« That kind of girl » n’est pas le film du siècle, mais se révèle un film intéressant, au moins comme témoignage sur la vie sexuelle des jeunes au début des années 60.

That Kind of Girl / Eva s'éveille à l'amour (1963)

That Kind of Girl (1963)

(Eva s’éveille à l’amour)

Réalisé par Gerry O’Hara

Avec Margaret Rose Keil, David Weston, Linda Marlowe, Peter Burton, Frank Jarvis,…

Directeur de la photographie : Peter Newbrook / Direction artistique : Bill Brodie / Montage : Derek York / Musique : Malcolm Mitchell

Produit par Robert Hartford-Davis

Durée 74 mn

Drame

UK

« Le film choc de l’année! Jamais on n’a osé montrer un tel sujet sur les écrans ».

Les affiches de l’époque sont pour le moins prometteuses. Comme on voit sur ces mêmes affiches la silhouette de la très blonde et pulpeuse Margaret Rose Keil, actrice principale du film, on s’attend à un film un peu coquin. Mais les esprits salaces en auront pour leurs frais.

Et en effet, s’il est vrai que le film aborde un sujet osé rarement vu sur les écrans, il s’agit en fait de … la syphilis ! Pour rappel, la syphilis est une maladie sexuellement transmissible probablement ramenée des Amériques par Christophe Colomb à la fin du XVe siècle. Assez dangereuse à l’origine, elle est aujourd’hui très bien traitée par des antibiotiques (du moins dans les régions où on a les moyens de se soigner avec des antibiotiques!).

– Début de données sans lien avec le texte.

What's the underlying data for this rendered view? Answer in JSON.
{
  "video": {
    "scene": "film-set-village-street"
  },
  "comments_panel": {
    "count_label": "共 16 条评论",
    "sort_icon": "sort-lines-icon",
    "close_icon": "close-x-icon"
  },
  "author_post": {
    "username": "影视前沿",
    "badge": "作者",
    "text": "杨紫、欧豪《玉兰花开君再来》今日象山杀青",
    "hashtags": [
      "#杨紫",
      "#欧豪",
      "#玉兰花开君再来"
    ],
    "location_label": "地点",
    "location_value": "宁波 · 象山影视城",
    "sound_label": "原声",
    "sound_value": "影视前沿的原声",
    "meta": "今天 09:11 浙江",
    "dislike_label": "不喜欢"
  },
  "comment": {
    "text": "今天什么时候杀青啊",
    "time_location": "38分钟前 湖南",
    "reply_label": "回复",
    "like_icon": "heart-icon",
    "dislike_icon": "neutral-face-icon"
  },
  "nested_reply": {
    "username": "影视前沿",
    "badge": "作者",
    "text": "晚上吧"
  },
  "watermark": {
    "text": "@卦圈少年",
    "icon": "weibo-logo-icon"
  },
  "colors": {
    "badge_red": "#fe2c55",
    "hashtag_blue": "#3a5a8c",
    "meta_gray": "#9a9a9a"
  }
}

Ce film serait-il donc un documentaire financé par les autorités sanitaires britanniques de l’époque pour mettre en garde les jeunes insouciants des risques engendrés par les maladies sexuellement transmissibles ? Même pas. Ce quickie de 23.000 livres, livré en trois semaines par un jeune assistant réalisateur Gerry O’Hara qui filmait ici son premier métrage (et qui n’a pas eu son mot à dire ni sur le scénario ni sur le montage), est une fiction financée par un duo de producteurs anglais sulfureux (Michael Klinger et Tony Tenser). A  côté de films plus classiques (dont le « Cul de Sac » de Polanski), le duo a notamment produit quelques films-documentaires coquins, style florissant dans les années 60 en Angleterre, comme les fameux « Naked as nature intended » (1961) où trois jeunes filles découvrent les plaisirs du nudisme ou encore « The Yellow Teddybears » (1963) sur des collégiennes qui arboraient des broches figurant un ourson jaune pour signifier qu’elles avaient perdu leur virginité.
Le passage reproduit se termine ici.